Tools | new tools for new science

Understanding how cells orchestrate their behavior to construct a complex functional organ or an entire organism is an important scientific problem, which despite the tremendous progress in molecular and cell biology poses many open questions (e.g., how are stem cell population dynamics regulated to build and maintain organs.) Computational methods and modelling are beginning to play an important role in understanding developmental processes, by allowing the construction of mechanistic models of the underlying systems, performing in-silico experiments and suggesting new directions for experimental investigation. However, many of the existing computational methods and tools are not accessible to experimental biologists (e.g., large sets of differential equations or complex software code), thus it is difficult for the experts in the field to ensure the hypotheses and assumptions incorporated in the model are reasonable, and that models keep up to date with the latest experimental findings.

To alleviate this problem, we have developed Biocharts, a tool supporting a visual language to model complex dynamics, in an intuitive and more accessible way for the wider scientific community. Biological assumptions and experimental results can be encoded within a common framework, using scenarios and states. Models can be interactively explored by the user to ensure they capture the intended behaviour, visualizing model execution using the same language the model is developed in. We are currently applying the tool in developmental biology and stem cell research.

Biocharts features:

Specify intra-cellular and inter-cellular behavior using scenarios and states
Use a visual language to build the model and interactively simulate dynamics
Represent hypotheses and experimental results within the same framework

Download

Download Biocharts.

Examples

The following modeling examples are described in more detail in our documentation

Case studies

Stem Cell Population Dynamics in the C. elegans germline (In collaboration with Hubbard lab, New York University).

We are studying the dynamics of the stem cell population in the C. elegans germline. The dynamics of self-renewing stem cell populations is difficult to understand not only due to an incomplete picture of cellular and molecular processes involved, but also due to the integration of multiple influences such as anatomical constraints, cell-cell communication, and cell division itself.
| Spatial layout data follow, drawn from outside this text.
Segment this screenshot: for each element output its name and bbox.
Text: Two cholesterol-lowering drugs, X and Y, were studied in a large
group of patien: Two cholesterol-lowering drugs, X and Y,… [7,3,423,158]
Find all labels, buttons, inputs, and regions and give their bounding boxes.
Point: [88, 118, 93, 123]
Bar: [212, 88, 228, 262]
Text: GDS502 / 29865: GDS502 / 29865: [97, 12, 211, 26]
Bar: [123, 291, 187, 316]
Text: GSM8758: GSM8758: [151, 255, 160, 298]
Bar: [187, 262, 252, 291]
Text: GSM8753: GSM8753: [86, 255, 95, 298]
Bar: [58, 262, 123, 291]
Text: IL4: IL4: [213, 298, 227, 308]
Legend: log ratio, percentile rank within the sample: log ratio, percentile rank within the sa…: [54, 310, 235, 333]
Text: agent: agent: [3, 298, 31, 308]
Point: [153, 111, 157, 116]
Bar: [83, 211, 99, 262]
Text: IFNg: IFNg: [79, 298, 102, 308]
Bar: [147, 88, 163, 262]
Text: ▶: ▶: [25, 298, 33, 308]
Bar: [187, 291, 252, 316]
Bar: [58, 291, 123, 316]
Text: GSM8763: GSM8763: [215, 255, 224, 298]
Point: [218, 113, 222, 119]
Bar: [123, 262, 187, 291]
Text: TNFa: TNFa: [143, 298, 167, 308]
C. elegans is a powerful system to study the underlying principles of stem cell behaviour, see this review to learn more about the system and recent paper and tool examples to learn about the modeling.
Bacterial Population Dynamics (In collaboration with Harel lab, Weizmann Institute)

We are studying bacterial population dynamics using a novel model that integrates chemotaxis pathway, motor activation, metabolism and cell division, aspects that are often modeled in isolation, into a coherent system level model. For more information see this paper and tool examples.
Cell Fate Specification

A central question in developmental biology is how cells acquire specific fates. In many systems there are various processes that are crucial for this developmental event but that are hard to integrate using existing modeling methodologies. We have studied vulval precursor cell fate specification in C. elegans, a “classical” system that demonstrates how within an equivalence group (a group of cells that shares the same developmental potential) cells “compute” and decide which fate to specify, see this paper and additional examples of fate specification including pancreatic cell specification in the tool examples.
The making of an organism (In collaboration with Bao lab, Sloan-Kettering)

A central question in biology is how the information stored in the fertilized egg orchestrates the making of an organism. We have started using our tool to model this process in C. elegans, where the adult worm consists of 959 somatic cells that arise via an invariant cell lineage, see tool examples for initial and simplified modeling of the lineage.

For more biological examples download the tool and related documentation.

Related publications

H. Kugler, C. Plock and A. Roberts, Synthesizing Biological Theories, in Computer Aided Verification (CAV'11), Springer Verlag, LNCS vol. 6806, 579-584, 2011.
A. Milicevic and Hillel Kugler, Model Checking Using SMT and Theory of Lists , in Nasa Formal Methods Symposium (NFM'11), Springer Verlag, LNCS vol. 6617, 282-297, 2011.
H. Kugler, A. Larjo, and D. Harel, Biocharts: A Visual Formalism for Complex Biological Systems, in Journal of the Royal Society Interface, vol. 7 no. 48, 1015-1024, 2010.
H. Kugler and I. Segall, Compositional Synthesis of Reactive Systems from Live Sequence Chart Specifications, in Tools and Algorithms for the Construction and Analysis of Systems (TACAS'09), Springer Verlag, LNCS vol. 5505, 77-91, 2009.
Y. Setty, D. Dalfo, D.Z. Korta, E.J. Albert Hubbard, and H. Kugler, A model of stem cell population dynamics: in-silico analysis and in-vivo validation, in Development, vol. 139, 47-56, 2012.